Regression testing an AI pipeline is still an open problem. This is the one I don't have a clean answer for yet. The skills and agents we built are, underneath, probabilistic systems. Change an instruction and you can't guarantee the next run is better, or even that it isn't worse. Comparing two model outputs side by side is a solved problem; validating that an entire multi-stage pipeline still behaves correctly after a change is not, at least not with tooling that exists today. We're actively working on it, and I'd genuinely like to hear from anyone who's solved this better than we have.
Find one contained, well-bounded piece of work and one team that actually wants to try it before you touch the org chart. We proved this end to end on connectors with a small, willing team before we asked anyone else to change how they worked. That sequencing mattered more than any tooling decision we made.
Instrument from day one. We tracked time-to-market, cost, and quality from the first feature, not after adoption became a question someone was asking. Without that data, "is this actually working" stays a matter of opinion.
And expect the job to change shape, not disappear. Engineers on this team aren't writing less because AI writes the code.

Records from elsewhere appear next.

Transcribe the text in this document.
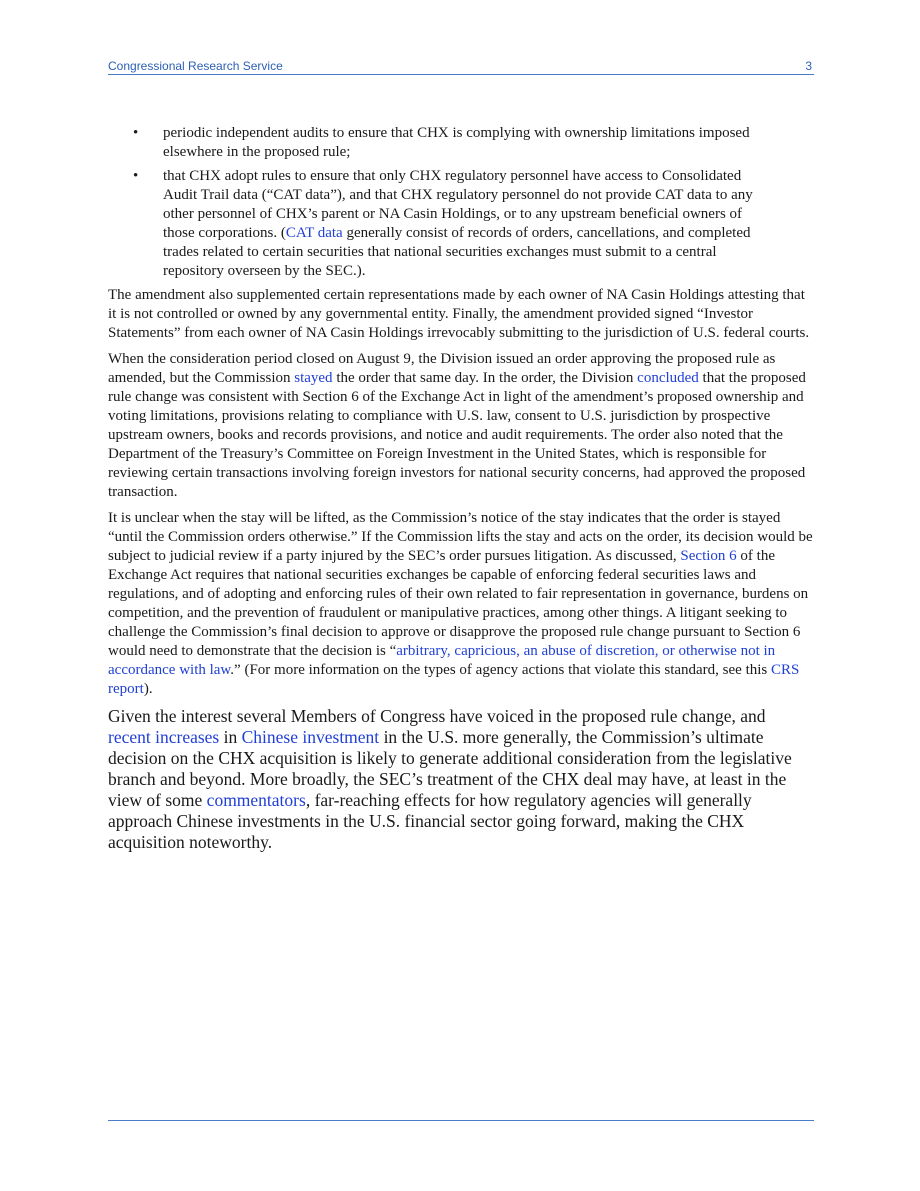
Congressional Research Service	3
• periodic independent audits to ensure that CHX is complying with ownership limitations imposed elsewhere in the proposed rule;
• that CHX adopt rules to ensure that only CHX regulatory personnel have access to Consolidated Audit Trail data (“CAT data”), and that CHX regulatory personnel do not provide CAT data to any other personnel of CHX’s parent or NA Casin Holdings, or to any upstream beneficial owners of those corporations. (CAT data generally consist of records of orders, cancellations, and completed trades related to certain securities that national securities exchanges must submit to a central repository overseen by the SEC.).

The amendment also supplemented certain representations made by each owner of NA Casin Holdings attesting that it is not controlled or owned by any governmental entity. Finally, the amendment provided signed “Investor Statements” from each owner of NA Casin Holdings irrevocably submitting to the jurisdiction of U.S. federal courts.

When the consideration period closed on August 9, the Division issued an order approving the proposed rule as amended, but the Commission stayed the order that same day. In the order, the Division concluded that the proposed rule change was consistent with Section 6 of the Exchange Act in light of the amendment’s proposed ownership and voting limitations, provisions relating to compliance with U.S. law, consent to U.S. jurisdiction by prospective upstream owners, books and records provisions, and notice and audit requirements. The order also noted that the Department of the Treasury’s Committee on Foreign Investment in the United States, which is responsible for reviewing certain transactions involving foreign investors for national security concerns, had approved the proposed transaction.

It is unclear when the stay will be lifted, as the Commission’s notice of the stay indicates that the order is stayed “until the Commission orders otherwise.” If the Commission lifts the stay and acts on the order, its decision would be subject to judicial review if a party injured by the SEC’s order pursues litigation. As discussed, Section 6 of the Exchange Act requires that national securities exchanges be capable of enforcing federal securities laws and regulations, and of adopting and enforcing rules of their own related to fair representation in governance, burdens on competition, and the prevention of fraudulent or manipulative practices, among other things. A litigant seeking to challenge the Commission’s final decision to approve or disapprove the proposed rule change pursuant to Section 6 would need to demonstrate that the decision is “arbitrary, capricious, an abuse of discretion, or otherwise not in accordance with law.” (For more information on the types of agency actions that violate this standard, see this CRS report).

Given the interest several Members of Congress have voiced in the proposed rule change, and recent increases in Chinese investment in the U.S. more generally, the Commission’s ultimate decision on the CHX acquisition is likely to generate additional consideration from the legislative branch and beyond. More broadly, the SEC’s treatment of the CHX deal may have, at least in the view of some commentators, far-reaching effects for how regulatory agencies will generally approach Chinese investments in the U.S. financial sector going forward, making the CHX acquisition noteworthy.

They're spending their time differently: confirming plans instead of producing first drafts, reviewing pull requests instead of writing every line, defining what good looks like instead of manually checking for it. That's a real shift in how the work feels day to day, and it's the part no tooling rollout prepares you for on its own.
We're still mid-journey. The agentic stage is live, but it isn't where it's going to end up. If you're earlier in this than we were a year ago, the honest version of where it gets hard is more useful than the highlight reel, so that's what I tried to write here.